Wormbiome Download information

All the data used for the Wormbiome database is publicly available. The Raw Data:

Genome assemblies are available on NCBI.
IMG and PATRIC assemblies can be accessed on their respective websites.

The Wormbiome Processed Data: Custom annotation tables are publicly available on it Zenodo project page:

Consensus Database Entry: Compiled consensus table of curated annotations.
Individual strain entries with all associated files generated by the different annotation pipelines.

Individual links to the different public repositories are available on the Microbial Genome tab.

Gene Search

The Gene Search tab allows text-based queries on the Wormbiome database.

How to Use:

Enter a query in the search box and hit "Search."
Narrow your search:
By Taxonomy: Select taxonomic level (e.g., Genus) and specific taxa (e.g., Ochrobactrum).
By Genome: Filter by strain ID.
By Column: Search specific fields like gene name or KEGG annotations. Genes of interest can then be saved to a User Cart by ticking the gene in the list and clicking "Select Gene."

Annotation Browser

The annotation browser allows the user to list all the genes specific to a bacteria or specific taxonomic group.

The annotation database option displays a default set of columns specific to the different annotation pipelines used for the Wormbiome database. Users can choose which column to display using the scrolling list on the left side panel.

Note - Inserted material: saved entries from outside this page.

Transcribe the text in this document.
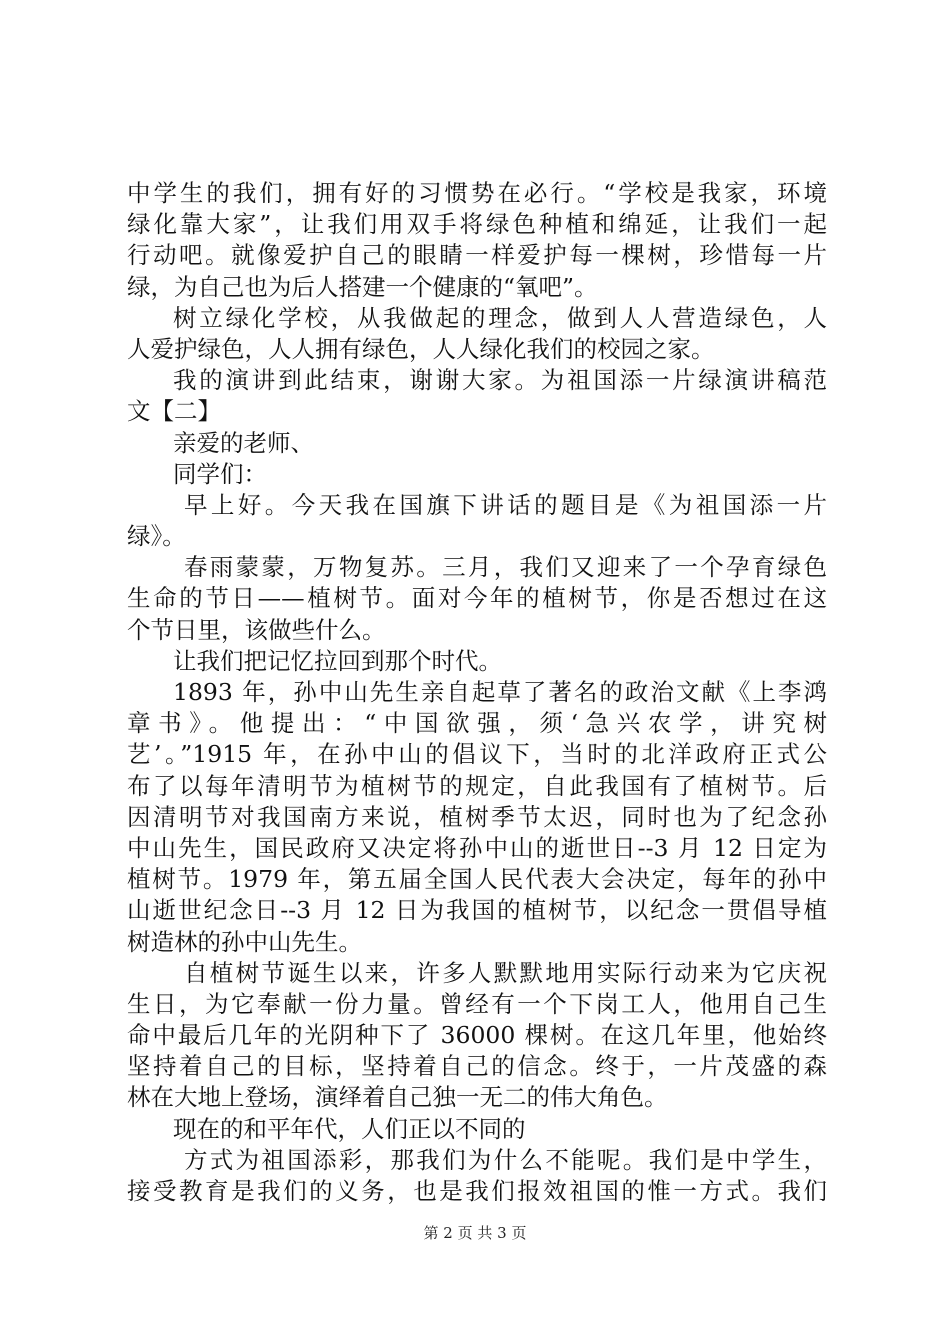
中学生的我们，拥有好的习惯势在必行。“学校是我家，环境
绿化靠大家”，让我们用双手将绿色种植和绵延，让我们一起
行动吧。就像爱护自己的眼睛一样爱护每一棵树，珍惜每一片
绿，为自己也为后人搭建一个健康的“氧吧”。
树立绿化学校，从我做起的理念，做到人人营造绿色，人
人爱护绿色，人人拥有绿色，人人绿化我们的校园之家。
我的演讲到此结束，谢谢大家。为祖国添一片绿演讲稿范
文【二】
亲爱的老师、
同学们：
早上好。今天我在国旗下讲话的题目是《为祖国添一片
绿》。
春雨蒙蒙，万物复苏。三月，我们又迎来了一个孕育绿色
生命的节日——植树节。面对今年的植树节，你是否想过在这
个节日里，该做些什么。
让我们把记忆拉回到那个时代。
1893 年，孙中山先生亲自起草了著名的政治文献《上李鸿
章书》。他提出：“中国欲强，须‘急兴农学，讲究树
艺’。”1915 年，在孙中山的倡议下，当时的北洋政府正式公
布了以每年清明节为植树节的规定，自此我国有了植树节。后
因清明节对我国南方来说，植树季节太迟，同时也为了纪念孙
中山先生，国民政府又决定将孙中山的逝世日--3 月 12 日定为
植树节。1979 年，第五届全国人民代表大会决定，每年的孙中
山逝世纪念日--3 月 12 日为我国的植树节，以纪念一贯倡导植
树造林的孙中山先生。
自植树节诞生以来，许多人默默地用实际行动来为它庆祝
生日，为它奉献一份力量。曾经有一个下岗工人，他用自己生
命中最后几年的光阴种下了 36000 棵树。在这几年里，他始终
坚持着自己的目标，坚持着自己的信念。终于，一片茂盛的森
林在大地上登场，演绎着自己独一无二的伟大角色。
现在的和平年代，人们正以不同的
方式为祖国添彩，那我们为什么不能呢。我们是中学生，
接受教育是我们的义务，也是我们报效祖国的惟一方式。我们
第 2 页 共 3 页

Similarly to the Gene search option, users can either list all the genes of a specific bacterial strain or all the genes associated with specific microbial taxa.

Tools

We offer two interactive tools to browse and analyze the genomes available in the Wormbiome database: An annotation comparison tool called Compare Feature A custom blast search tool.

Compare Feature

The annotation comparison tool allows some simple comparisons between taxonomic groups or one to four custom groups.

Blast

Users can perform sequence-based queries on the Wormbiome database to look for specific sequences of interest.

User Cart

The User Cart stores genes selected from the Gene Search or Annotation Browser. The tab has three different displays. Overview Table: Display the selected genes with their associated information. Users can choose which column to display Taxonomic Overview: Visualize the distribution of selected genes across genomes. Annotation Summary: Display the count of specific associated annotations (e.g., KEGG, CAZy, PFAM).

There are two export options: - Download raw or displayed data. - Export generated visualizations.